Selling your home? In most parts of the country, you have finally regained the upper hand. To get your best price, though, you need to finesse your timing, list competitively and match your marketing strategy to local conditions.
Lower your sights to make more money.
Rising prices breed rising hopes: In a recent poll, brokers complained that 75% of homeowners think their agent’s recommended listing price is too low. Pricing your property above recent sales to cash in on the momentum may slow down deals, and sitting on the market too long can stigmatize a house.
Catch buyers’ attention — and get multiple offers — by pricing your home in line with comparable sales, says Rick Turley, president of Coldwell Banker San Francisco: “Then let the market take it higher.”
Trading up? Move fast. Downsizing? Go slow.
It’s tempting to postpone selling to hold out for a better price. But if you want to move to a larger place, act sooner rather than later. True, higher-end homes aren’t rising as quickly, but the gap is small. So while you’ll be able to sell your home for more if you wait, the appreciation on the trade-up home will be greater.
When you’re downsizing, the math works the other way, so it pays to wait.
The case for these strategies should strengthen as gains slow for cheaper homes. “Investors are driving the lower end of the market, and there is a point when the investor opportunity becomes less attractive,” says Richard Green, director of the University of Southern California’s Lusk Center for Real Estate.
Smooth out your home’s rough patches.
Repair that leaky roof and address other obvious structural problems, or you’ll have to subtract the cost of doing so from your price. “In today’s economy, many buyers don’t have as much savings left over after their down payment for improvements,” says Teri Herrera, a broker in Bellevue, Wash.
Smaller fixes that pay off the most, according to a HomeGain poll of real estate professionals and consumers: cleaning and decluttering, brightening (adding lamps and clearing window obstructions), and solving electrical and plumbing problems.
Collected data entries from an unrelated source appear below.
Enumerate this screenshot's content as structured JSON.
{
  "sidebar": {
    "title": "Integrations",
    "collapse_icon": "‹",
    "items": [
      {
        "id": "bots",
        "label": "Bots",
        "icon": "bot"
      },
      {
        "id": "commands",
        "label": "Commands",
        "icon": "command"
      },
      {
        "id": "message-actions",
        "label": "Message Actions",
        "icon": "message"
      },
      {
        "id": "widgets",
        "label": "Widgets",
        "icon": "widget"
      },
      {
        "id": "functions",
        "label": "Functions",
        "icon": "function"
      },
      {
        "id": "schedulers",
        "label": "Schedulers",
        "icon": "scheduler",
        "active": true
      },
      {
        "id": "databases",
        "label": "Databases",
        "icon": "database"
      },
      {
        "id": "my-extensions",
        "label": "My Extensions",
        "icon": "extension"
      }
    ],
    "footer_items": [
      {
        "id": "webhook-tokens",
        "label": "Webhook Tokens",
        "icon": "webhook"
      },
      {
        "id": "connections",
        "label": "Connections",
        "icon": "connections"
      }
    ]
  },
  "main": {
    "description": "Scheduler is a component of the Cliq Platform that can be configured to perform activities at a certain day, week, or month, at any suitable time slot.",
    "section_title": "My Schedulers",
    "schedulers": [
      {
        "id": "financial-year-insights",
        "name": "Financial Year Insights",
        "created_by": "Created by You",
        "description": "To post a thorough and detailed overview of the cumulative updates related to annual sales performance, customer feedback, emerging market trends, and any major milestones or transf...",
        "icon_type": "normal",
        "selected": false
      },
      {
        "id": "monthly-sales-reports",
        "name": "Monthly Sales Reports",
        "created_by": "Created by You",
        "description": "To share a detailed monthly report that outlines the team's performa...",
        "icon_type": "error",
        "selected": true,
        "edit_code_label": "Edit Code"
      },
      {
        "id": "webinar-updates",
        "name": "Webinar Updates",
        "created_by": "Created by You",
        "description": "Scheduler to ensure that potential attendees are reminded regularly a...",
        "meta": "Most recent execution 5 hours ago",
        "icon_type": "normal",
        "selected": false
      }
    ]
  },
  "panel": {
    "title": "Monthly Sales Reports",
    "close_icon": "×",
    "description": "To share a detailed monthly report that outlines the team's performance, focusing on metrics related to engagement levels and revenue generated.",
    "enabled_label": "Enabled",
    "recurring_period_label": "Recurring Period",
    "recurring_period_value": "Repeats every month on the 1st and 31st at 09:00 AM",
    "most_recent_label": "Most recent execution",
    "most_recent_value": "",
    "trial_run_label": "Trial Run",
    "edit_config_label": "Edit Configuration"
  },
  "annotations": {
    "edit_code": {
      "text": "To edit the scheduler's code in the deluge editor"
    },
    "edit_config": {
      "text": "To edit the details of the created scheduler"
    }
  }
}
Get ready for your home’s close-up.
Sellers who stage their homes — rearranging or replacing furniture to bolster appearance — usually do so just before an open house. The better time to glamorize: right before you post your listing online, where 90% of buyers look first. Says Realtor.com president Errol Samuelson: “Web appeal is the new curb appeal.”
Use a professional photographer and get tight shots of fixtures and other details. The cost: $200 to $500 for a gallery of 30 to 40 photos. Homes between $300,000 and $400,000, shot professionally, sold for about $3,000 more than those with amateur images, Redfin found recently.
Guard against low appraisals.
While rapidly rising prices may attract more buyers, the upswing can make it harder to close a deal. One-third of realtors polled in December reported setbacks from low appraisals, including delays in closing, lowered prices, and cancellations.
The problem: Appraisals can come in low because they’re based on transactions as old as six months — out of date, perhaps, in today’s market.
Solution: Have your agent personally oversee the process, accompanying the appraiser to point out improvements and supplying data about the latest comparable sales.
Help investors find what they’re looking for.
Investors amounted to one-fifth of all homebuyers in January, but are a much larger share of some markets; 38% of deals in Sacramento and 45% in Orlando, for example, involved absentee buyers. Signs of an investor market: a steady stream of resales of foreclosed homes (you can find that info at zillow.com/local-info) and the conversion of many homes in your neighborhood into rentals.
If your area fits the bill, choose an agent experienced in investor sales; she should create a flier that highlights how easy it is to attract tenants, the rents that nearby homes command, and other pertinent bottom-line info. Says Atlanta real estate agent Charlotte Sears: “All investors want to know is what their margins look like.”